Europe is wasting its « Obama Moment »

Les Européens sont en train de perdre Obama. C’est ce qui ressort des conclusions d’un rapport intitulé « Towards a post-American Europe : A Power Audit of EU-US Relations » publié, lundi dernier, par le think tank « The European Council on Foreign Relations ». Les deux auteurs du document n’y vont pas par quatre chemins. Selon le Britannique Nick Witney, ancien directeur de l’Agence européenne de défense, et l’Américain Jeremy Shapiro, chercheur à la Brookings institution, les Européens se dispersent inutilement à Washington et entretiennent une relation « fétichiste et infantile » à l’égard des Etats-Unis. Une attitude qui exaspère l’Oncle Sam à l’heure où les Etats-Unis cherchent à s’appuyer sur des alliés crédibles.

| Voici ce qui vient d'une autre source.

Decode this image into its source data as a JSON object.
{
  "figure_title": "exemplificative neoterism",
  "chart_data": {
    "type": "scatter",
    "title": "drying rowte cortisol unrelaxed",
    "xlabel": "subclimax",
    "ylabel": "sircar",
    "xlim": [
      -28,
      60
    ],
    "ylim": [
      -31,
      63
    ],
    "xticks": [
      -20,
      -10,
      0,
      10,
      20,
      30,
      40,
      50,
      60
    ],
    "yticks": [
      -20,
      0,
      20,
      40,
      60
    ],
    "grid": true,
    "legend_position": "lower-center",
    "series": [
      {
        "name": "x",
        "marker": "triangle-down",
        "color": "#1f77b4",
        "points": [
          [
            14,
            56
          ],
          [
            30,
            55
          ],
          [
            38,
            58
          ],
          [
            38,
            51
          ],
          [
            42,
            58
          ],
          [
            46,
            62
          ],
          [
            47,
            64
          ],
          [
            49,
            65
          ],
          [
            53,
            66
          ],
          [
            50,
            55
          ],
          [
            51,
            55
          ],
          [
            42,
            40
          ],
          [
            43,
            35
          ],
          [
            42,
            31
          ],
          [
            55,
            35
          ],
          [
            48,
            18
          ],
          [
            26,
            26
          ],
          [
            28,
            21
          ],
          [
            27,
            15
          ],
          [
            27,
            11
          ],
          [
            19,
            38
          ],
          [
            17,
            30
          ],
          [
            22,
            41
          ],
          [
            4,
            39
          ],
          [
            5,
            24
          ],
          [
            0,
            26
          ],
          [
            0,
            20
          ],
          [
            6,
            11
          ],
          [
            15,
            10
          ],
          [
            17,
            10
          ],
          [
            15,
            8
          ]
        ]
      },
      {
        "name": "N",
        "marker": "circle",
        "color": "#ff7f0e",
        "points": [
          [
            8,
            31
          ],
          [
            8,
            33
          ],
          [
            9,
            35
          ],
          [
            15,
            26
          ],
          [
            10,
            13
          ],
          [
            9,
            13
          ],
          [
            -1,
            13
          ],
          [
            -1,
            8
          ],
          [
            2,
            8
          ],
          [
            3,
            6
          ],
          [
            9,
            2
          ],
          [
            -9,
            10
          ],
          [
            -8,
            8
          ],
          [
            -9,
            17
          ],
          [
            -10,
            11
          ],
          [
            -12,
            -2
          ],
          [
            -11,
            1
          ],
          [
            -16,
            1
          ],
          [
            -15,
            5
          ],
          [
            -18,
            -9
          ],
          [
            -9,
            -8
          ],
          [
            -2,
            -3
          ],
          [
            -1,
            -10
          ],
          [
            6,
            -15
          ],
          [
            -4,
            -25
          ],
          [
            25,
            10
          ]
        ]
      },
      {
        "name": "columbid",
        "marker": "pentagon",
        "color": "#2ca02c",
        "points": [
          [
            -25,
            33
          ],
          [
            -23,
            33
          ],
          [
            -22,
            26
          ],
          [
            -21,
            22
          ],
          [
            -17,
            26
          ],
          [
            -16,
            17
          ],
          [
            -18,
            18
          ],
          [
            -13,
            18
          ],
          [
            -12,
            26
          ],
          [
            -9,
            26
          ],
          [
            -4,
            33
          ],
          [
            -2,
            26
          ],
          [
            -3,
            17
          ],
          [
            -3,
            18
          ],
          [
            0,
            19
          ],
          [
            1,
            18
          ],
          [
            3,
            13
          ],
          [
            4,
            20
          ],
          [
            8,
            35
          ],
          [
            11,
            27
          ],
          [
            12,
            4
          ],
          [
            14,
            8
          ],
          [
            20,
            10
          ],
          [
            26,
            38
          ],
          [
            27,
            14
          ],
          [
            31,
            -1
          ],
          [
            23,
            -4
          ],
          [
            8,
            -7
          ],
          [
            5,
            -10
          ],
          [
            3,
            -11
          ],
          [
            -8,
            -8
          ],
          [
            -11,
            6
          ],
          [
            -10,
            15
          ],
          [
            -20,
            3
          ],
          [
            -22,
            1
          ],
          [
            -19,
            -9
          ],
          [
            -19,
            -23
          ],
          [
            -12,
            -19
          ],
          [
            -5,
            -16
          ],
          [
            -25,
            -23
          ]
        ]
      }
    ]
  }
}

Tout semblait indiquer pourtant le début d’une nouvelle ère avec l’élection de Barack Obama. Une ère marquée par la compréhension, la coopération et l’action coordonnée. Pendant huit ans, les relations US-UE avaient profondément souffert de la politique étrangère menée par l’administration Bush, l’épisode le plus douloureux restant la division spectaculaire des Etats membres lors de l’intervention militaire américaine en Irak. Il était donc temps de tourner la page et de relancer le partenariat euro-américain.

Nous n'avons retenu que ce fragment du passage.